Researchers from the University of Utah found that differences in the rate of accumulation of mutations in healthy young people can help to predict the life expectancy of both sexes, and how long a woman is fertile. Article about the discovery is published in the journal Scientific Reports.
Scientists have long known that the body is constantly occurring DNA damage. Typically, different mechanisms to restore the damage and prevent potentially harmful mutations. However, with age, these mechanisms become less effective and in the body accumulates more mutations. Elderly parents, for example, tend to pass on more genetic mutations than younger parents.
However, the authors of the new study suggested that these mutations can be a biomarker for the rate of aging and potentially predict life expectancy in younger people, and also fertility in women.

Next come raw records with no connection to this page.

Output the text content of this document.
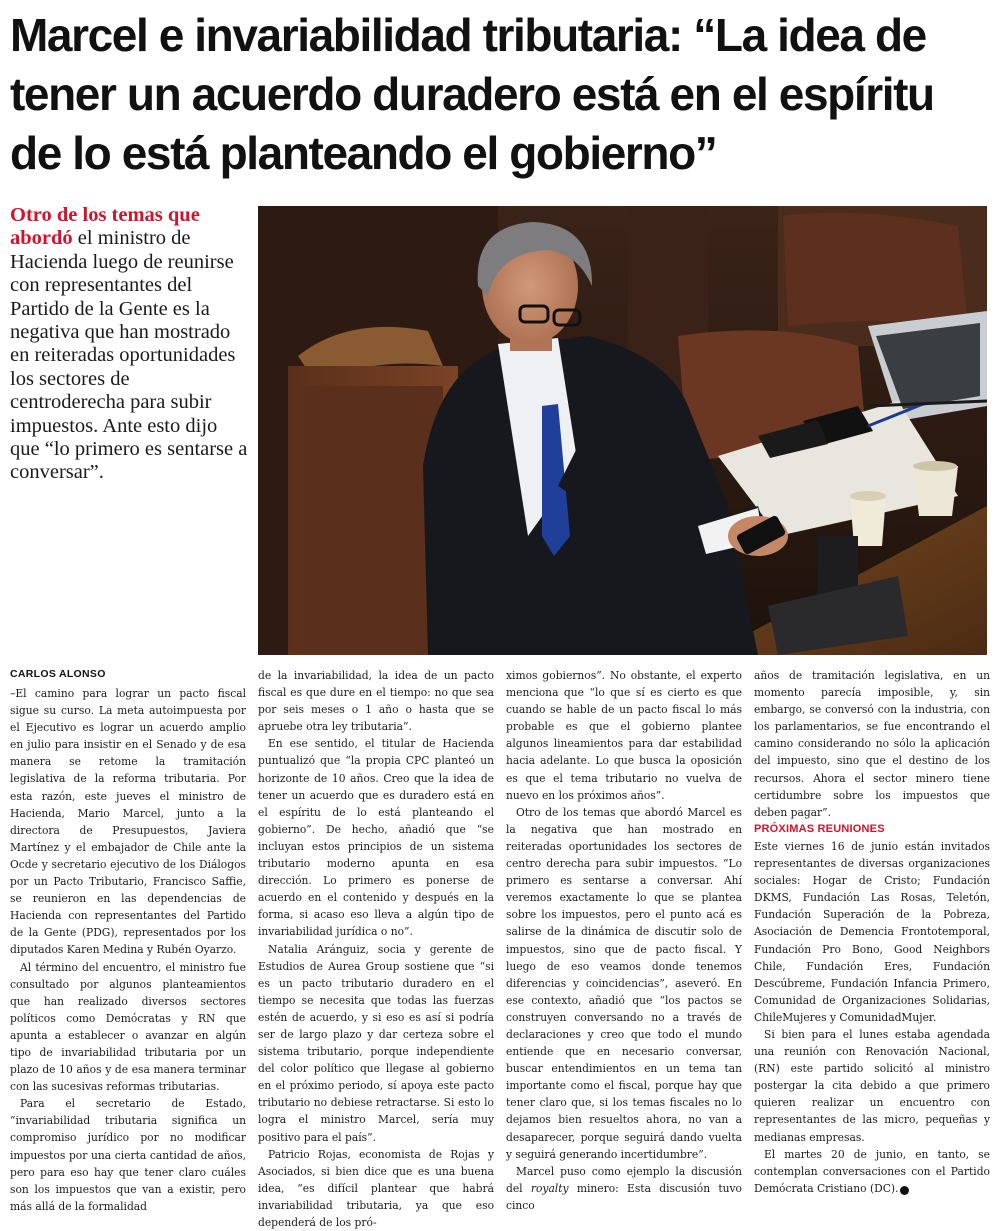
Marcel e invariabilidad tributaria: “La idea de tener un acuerdo duradero está en el espíritu de lo está planteando el gobierno”

Otro de los temas que abordó el ministro de Hacienda luego de reunirse con representantes del Partido de la Gente es la negativa que han mostrado en reiteradas oportunidades los sectores de centroderecha para subir impuestos. Ante esto dijo que “lo primero es sentarse a conversar”.

CARLOS ALONSO

–El camino para lograr un pacto fiscal sigue su curso. La meta autoimpuesta por el Ejecutivo es lograr un acuerdo amplio en julio para insistir en el Senado y de esa manera se retome la tramitación legislativa de la reforma tributaria. Por esta razón, este jueves el ministro de Hacienda, Mario Marcel, junto a la directora de Presupuestos, Javiera Martínez y el embajador de Chile ante la Ocde y secretario ejecutivo de los Diálogos por un Pacto Tributario, Francisco Saffie, se reunieron en las dependencias de Hacienda con representantes del Partido de la Gente (PDG), representados por los diputados Karen Medina y Rubén Oyarzo.

Al término del encuentro, el ministro fue consultado por algunos planteamientos que han realizado diversos sectores políticos como Demócratas y RN que apunta a establecer o avanzar en algún tipo de invariabilidad tributaria por un plazo de 10 años y de esa manera terminar con las sucesivas reformas tributarias.

Para el secretario de Estado, “invariabilidad tributaria significa un compromiso jurídico por no modificar impuestos por una cierta cantidad de años, pero para eso hay que tener claro cuáles son los impuestos que van a existir, pero más allá de la formalidad

de la invariabilidad, la idea de un pacto fiscal es que dure en el tiempo: no que sea por seis meses o 1 año o hasta que se apruebe otra ley tributaria”.

En ese sentido, el titular de Hacienda puntualizó que “la propia CPC planteó un horizonte de 10 años. Creo que la idea de tener un acuerdo que es duradero está en el espíritu de lo está planteando el gobierno”. De hecho, añadió que “se incluyan estos principios de un sistema tributario moderno apunta en esa dirección. Lo primero es ponerse de acuerdo en el contenido y después en la forma, si acaso eso lleva a algún tipo de invariabilidad jurídica o no”.

Natalia Aránguiz, socia y gerente de Estudios de Aurea Group sostiene que “si es un pacto tributario duradero en el tiempo se necesita que todas las fuerzas estén de acuerdo, y si eso es así si podría ser de largo plazo y dar certeza sobre el sistema tributario, porque independiente del color político que llegase al gobierno en el próximo periodo, sí apoya este pacto tributario no debiese retractarse. Si esto lo logra el ministro Marcel, sería muy positivo para el país”.

Patricio Rojas, economista de Rojas y Asociados, si bien dice que es una buena idea, “es difícil plantear que habrá invariabilidad tributaria, ya que eso dependerá de los pró-

ximos gobiernos”. No obstante, el experto menciona que “lo que sí es cierto es que cuando se hable de un pacto fiscal lo más probable es que el gobierno plantee algunos lineamientos para dar estabilidad hacia adelante. Lo que busca la oposición es que el tema tributario no vuelva de nuevo en los próximos años”.

Otro de los temas que abordó Marcel es la negativa que han mostrado en reiteradas oportunidades los sectores de centro derecha para subir impuestos. “Lo primero es sentarse a conversar. Ahí veremos exactamente lo que se plantea sobre los impuestos, pero el punto acá es salirse de la dinámica de discutir solo de impuestos, sino que de pacto fiscal. Y luego de eso veamos donde tenemos diferencias y coincidencias”, aseveró. En ese contexto, añadió que “los pactos se construyen conversando no a través de declaraciones y creo que todo el mundo entiende que en necesario conversar, buscar entendimientos en un tema tan importante como el fiscal, porque hay que tener claro que, si los temas fiscales no lo dejamos bien resueltos ahora, no van a desaparecer, porque seguirá dando vuelta y seguirá generando incertidumbre”.

Marcel puso como ejemplo la discusión del royalty minero: Esta discusión tuvo cinco

años de tramitación legislativa, en un momento parecía imposible, y, sin embargo, se conversó con la industria, con los parlamentarios, se fue encontrando el camino considerando no sólo la aplicación del impuesto, sino que el destino de los recursos. Ahora el sector minero tiene certidumbre sobre los impuestos que deben pagar”.

PRÓXIMAS REUNIONES

Este viernes 16 de junio están invitados representantes de diversas organizaciones sociales: Hogar de Cristo; Fundación DKMS, Fundación Las Rosas, Teletón, Fundación Superación de la Pobreza, Asociación de Demencia Frontotemporal, Fundación Pro Bono, Good Neighbors Chile, Fundación Eres, Fundación Descúbreme, Fundación Infancia Primero, Comunidad de Organizaciones Solidarias, ChileMujeres y ComunidadMujer.

Si bien para el lunes estaba agendada una reunión con Renovación Nacional, (RN) este partido solicitó al ministro postergar la cita debido a que primero quieren realizar un encuentro con representantes de las micro, pequeñas y medianas empresas.

El martes 20 de junio, en tanto, se contemplan conversaciones con el Partido Demócrata Cristiano (DC). P
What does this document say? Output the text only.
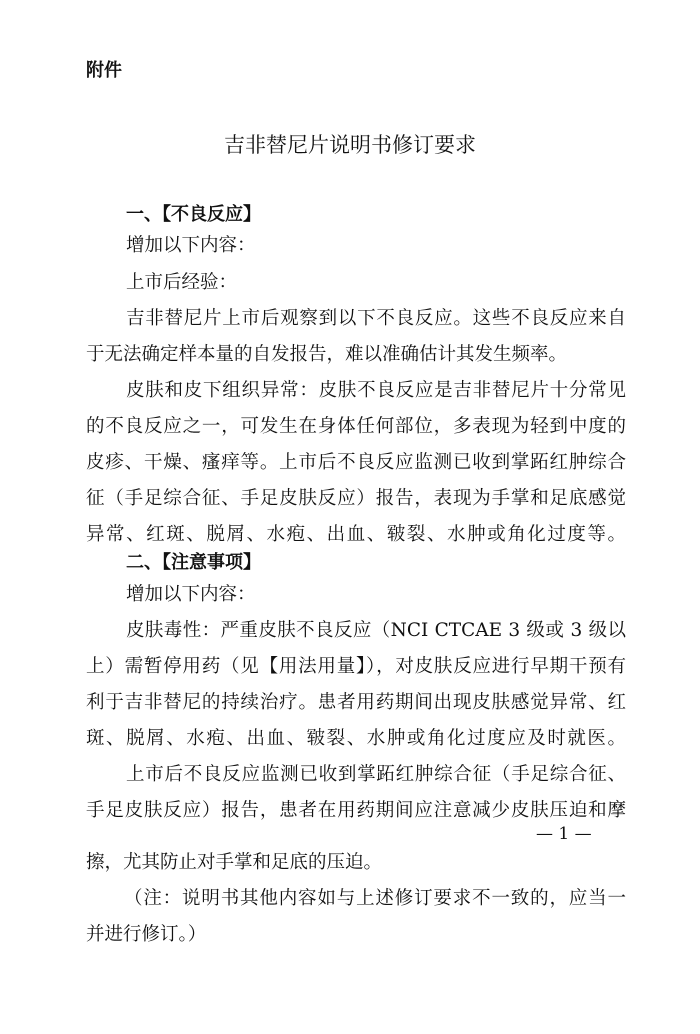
附件
吉非替尼片说明书修订要求
一、【不良反应】
增加以下内容：
上市后经验：
吉非替尼片上市后观察到以下不良反应。这些不良反应来自
于无法确定样本量的自发报告，难以准确估计其发生频率。
皮肤和皮下组织异常：皮肤不良反应是吉非替尼片十分常见
的不良反应之一，可发生在身体任何部位，多表现为轻到中度的
皮疹、干燥、瘙痒等。上市后不良反应监测已收到掌跖红肿综合
征（手足综合征、手足皮肤反应）报告，表现为手掌和足底感觉
异常、红斑、脱屑、水疱、出血、皲裂、水肿或角化过度等。
二、【注意事项】
增加以下内容：
皮肤毒性：严重皮肤不良反应（NCI CTCAE 3 级或 3 级以
上）需暂停用药（见【用法用量】），对皮肤反应进行早期干预有
利于吉非替尼的持续治疗。患者用药期间出现皮肤感觉异常、红
斑、脱屑、水疱、出血、皲裂、水肿或角化过度应及时就医。
上市后不良反应监测已收到掌跖红肿综合征（手足综合征、
手足皮肤反应）报告，患者在用药期间应注意减少皮肤压迫和摩
— 1 —
擦，尤其防止对手掌和足底的压迫。
（注：说明书其他内容如与上述修订要求不一致的，应当一
并进行修订。）
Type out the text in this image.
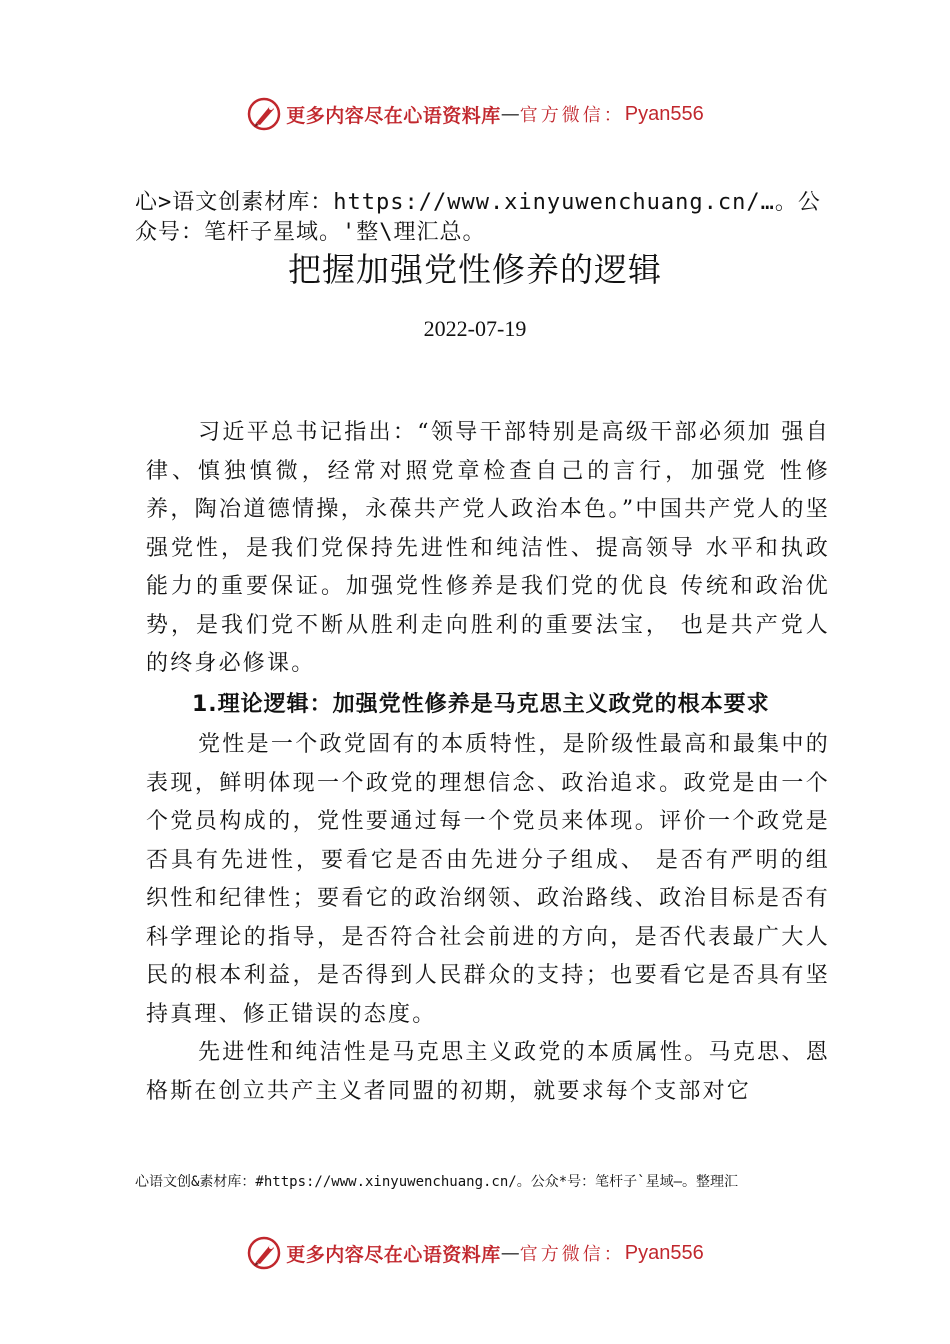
更多内容尽在心语资料库 — 官方微信： Pyan556
心>语文创素材库：https://www.xinyuwenchuang.cn/…。公众号：笔杆子星域。'整\理汇总。
把握加强党性修养的逻辑
2022-07-19

习近平总书记指出：“领导干部特别是高级干部必须加 强自律、慎独慎微，经常对照党章检查自己的言行，加强党 性修养，陶冶道德情操，永葆共产党人政治本色。”中国共产党人的坚强党性，是我们党保持先进性和纯洁性、提高领导 水平和执政能力的重要保证。加强党性修养是我们党的优良 传统和政治优势，是我们党不断从胜利走向胜利的重要法宝， 也是共产党人的终身必修课。

1.理论逻辑：加强党性修养是马克思主义政党的根本要求

党性是一个政党固有的本质特性，是阶级性最高和最集中的表现，鲜明体现一个政党的理想信念、政治追求。政党是由一个个党员构成的，党性要通过每一个党员来体现。评价一个政党是否具有先进性，要看它是否由先进分子组成、 是否有严明的组织性和纪律性；要看它的政治纲领、政治路线、政治目标是否有科学理论的指导，是否符合社会前进的方向，是否代表最广大人民的根本利益，是否得到人民群众的支持；也要看它是否具有坚持真理、修正错误的态度。

先进性和纯洁性是马克思主义政党的本质属性。马克思、恩格斯在创立共产主义者同盟的初期，就要求每个支部对它

心语文创&素材库：#https://www.xinyuwenchuang.cn/。公众*号：笔杆子`星域—。整理汇
更多内容尽在心语资料库 — 官方微信： Pyan556
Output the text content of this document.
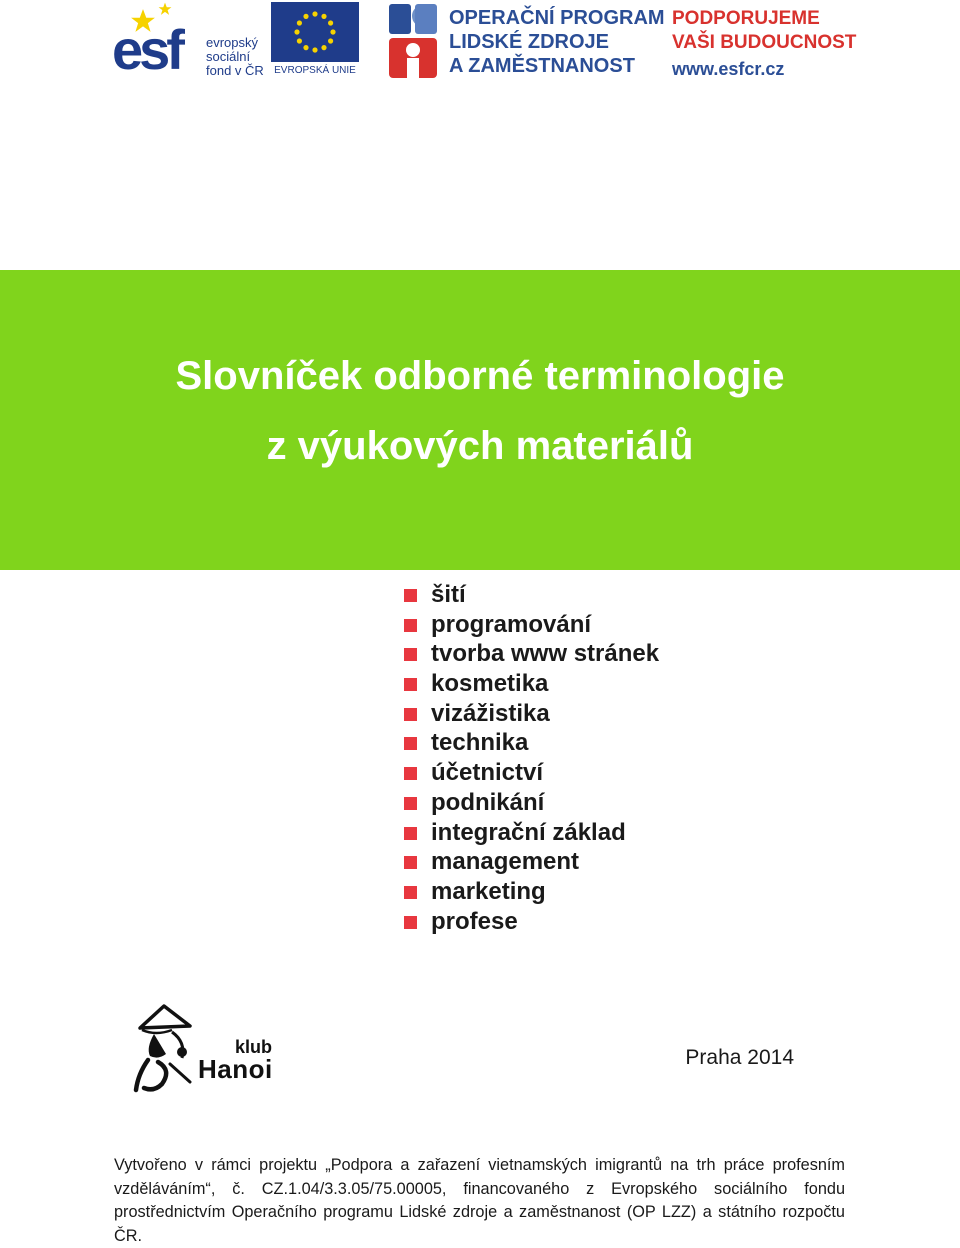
esf evropský
sociální
fond v ČR	EVROPSKÁ UNIE
OPERAČNÍ PROGRAM
LIDSKÉ ZDROJE
A ZAMĚSTNANOST
PODPORUJEME
VAŠI BUDOUCNOST
www.esfcr.cz
Slovníček odborné terminologie
z výukových materiálů
šití
programování
tvorba www stránek
kosmetika
vizážistika
technika
účetnictví
podnikání
integrační základ
management
marketing
profese
klub
Hanoi	Praha 2014

Vytvořeno v rámci projektu „Podpora a zařazení vietnamských imigrantů na trh práce profesním vzděláváním“, č. CZ.1.04/3.3.05/75.00005, financovaného z Evropského sociálního fondu prostřednictvím Operačního programu Lidské zdroje a zaměstnanost (OP LZZ) a státního rozpočtu ČR.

To test this hypothesis, the researchers sequenced the DNA of 61 men and 61 women who were grandparents in 41 family of three generations. The researchers analyzed the DNA sequence of blood in the triples consisting of pairs of grandfathers and grandmothers of the first generation and one of their children of the second generation. Then a mutation detected in DNA from blood of the child, but not present in the DNA of any one of the parents, scientists have identified and investigated more thoroughly. The researchers were able to determine what the parent has occurred each mutation of the embryo, and hence the number of mutations that each parent has accumulated in the oocyte or the sperm to conception of the child.
This allowed the researchers to compare each parent and first generation with other members of the same sex and to assess their rate of aging. Scientists have discovered that the rate of mutations began to increase during or shortly after puberty. This means that aging begins in adolescence.
Some young adults have gained mutation speeds up to three times more than others. After correction of age, the researchers found that people with the slow rate of accumulation of mutations are likely to live about five years longer than those who accumulate mutations faster. This difference is comparable with the effects of Smoking or lack of physical activity. Women with the highest rates of mutations had significantly more stillborn children and miscarriages than women with fewer mutations. This suggests that the high rate of mutations affect their fertility.